Historique du Régiment

De sa création en 1919 à sa dissolution en 1967, le 10° RAC, digne héritier des régiments coloniaux a montré malgré sa jeunesse un très fort esprit de combativité tant sur le sol national que sur les théâtres d’opérations extérieures.

S’étant illustré par des faits d’armes heureux mais aussi malheureux, il a fait montre d’un esprit particulièrement combatif, d’une cohésion de corps remarquable et d’un sens du sacrifice démesuré tout au long de ses campagnes ; ses morts et ses nombreuses citations en sont le témoignage.

Portant dorénavant le flambeau de cette belle unité, le régiment du service militaire adapté de la Guadeloupe donne depuis plus de 30 ans tout son savoir-faire, son expérience au profit de la jeunesse guadeloupéenne et a formé depuis sa création plus de 10000 jeunes grâce à ses différentes formations professionnelles.

Le régiment du service militaire adapté de la Guadeloupe est l’héritier de l’emblème et des traditions des glorieuses formations du 10°Régiment d’Artillerie Coloniale et 10° Régiment d’Artillerie de Marine.
Créé et issu du 10°Régiment d’Artillerie Lourd Porté Colonial (RALPC), le 2° Régiment du Service Militaire Adapté est créé le 1er juillet 1964 et prend, la dénomination de Régiment de Service Militaire Adapté de la Guadeloupe le 13 juillet 1976 suite à l’adoption en 1960 par le conseil des Ministres du projet sur le Service Militaire Adapté. Par sa filiation, il reçoit à cette occasion, le 1er juillet 1967, la garde de l’étendard du 10° Régiment d’Artillerie de Marine.

Le 10° RALPC est créé en 1919 . Ses 4 groupes tiennent garnison à Toulon, Marseille, Saint-Raphaël et Nîmes jusqu’en 1929 . Il se regroupe à Saumur puis à Rueil-Malmaison où il prend la dénomination de 10° Régiment d’Artillerie Coloniale le 1er septembre 1940.

Il participe alors à la campagne de France et de Norvège avec ses 4 groupes qui se trouvent en première ligne Narvik, le 28/05/40 . Il totalise à cette occasion 2 citations à l’ordre de l’Armée, 7 à l’ordre du Corps d’Armée et 47 à l’ordre de la Division.

Il stationne ensuite à Fréjus en zone libre jusqu’en 1942 où il est dissous et reconstitué le 5 décembre 1944 puis affecté successivement à la 1ère Division d’Infanterie d’Extrême-Orient, puis à la 3ème Division d’Infanterie Coloniale avec laquelle il fera campagne en Indochine de 1945 à 1955 . Son 4° groupe participe à la bataille de Dien-Bien-Phu où il est entièrement anéanti.

Pendant son séjour en Indochine, il est cité une première fois le 4 mars 1948 à l’ordre de l’Armée avec attribution de la Croix de Guerre des Théâtres d’Opérations Extérieures avec palme.

Le 10° RAC quitte l’Indochine fin 1955 pour arriver en Algérie début 1956 ou sont recréés les 1er , 2°, 3° et 4° groupes du régiment.

Il devient le 10° Régiment d’Artillerie de Marine en 1958 et participe à la guerre d’Algérie par le quadrillage du territoire.

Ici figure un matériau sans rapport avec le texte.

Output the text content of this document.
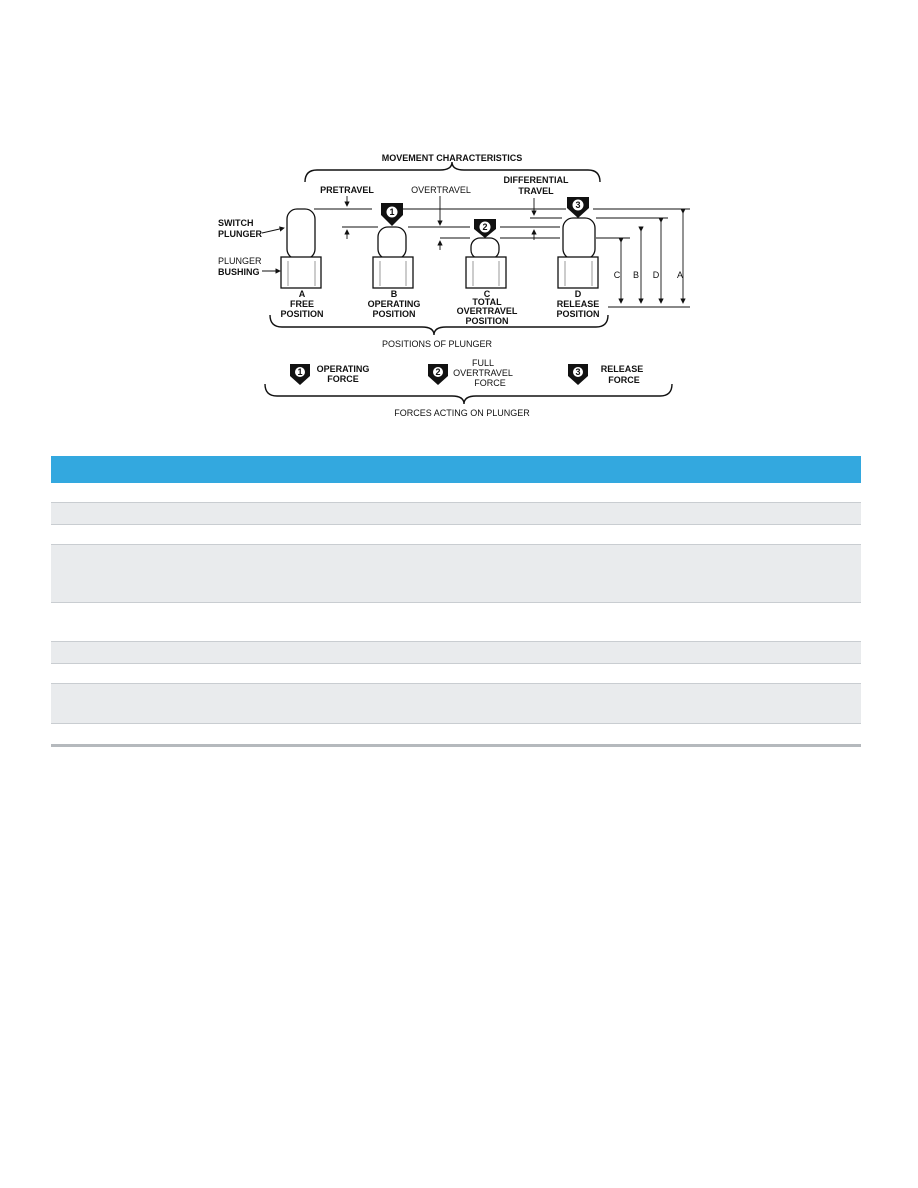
MOVEMENT CHARACTERISTICS
PRETRAVEL	OVERTRAVEL
DIFFERENTIAL
TRAVEL
SWITCH
PLUNGER
PLUNGER
BUSHING
1
2
3
C B D A
A
FREE
POSITION
B
OPERATING
POSITION
C
TOTAL
OVERTRAVEL
POSITION
D
RELEASE
POSITION
POSITIONS OF PLUNGER
1 OPERATING
FORCE
2
FULL
OVERTRAVEL
FORCE
3 RELEASE
FORCE
FORCES ACTING ON PLUNGER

Les 1er , 2°, 3° , 4° groupes sont dissous en 1962 et seul le 5°/10° RAMA subsiste . Il prend la dénomination de 10° Groupe d’Artillerie de Marine et tient garnison à Mers-El-Kébir. Le 10° GAMA, unité mixte malgache est la dernière unité à quitter le territoire algérien en septembre 1967 .

Il est définitivement dissous à son retour en France le 30 septembre 1967 après 27 années de combats en France en Norvège et en Indochine.



Aujourd’hui, la France n’est plus menacée à ses frontières mais d’autres ennemis menacent : chômage, délinquance, fracture sociale... Héritier du 10° RAC, le RSMA de la Guadeloupe doit poursuivre son œuvre et sa mission par l’insertion de la jeunesse guadeloupéenne grâce à ses formations professionnelles.

Afin d’assurer sa pérennité, il doit garder son esprit de conquête pour continuer à attirer les VDSMA (Volontaires du Service Militaire Adapté) . Il doit s’ouvrir et se tourner vers l’extérieur en montrant son savoir-faire, sa cohésion et son sens de l’innovation afin d’aider cette jeunesse à s’insérer dans la vie active de la meilleure manière possible.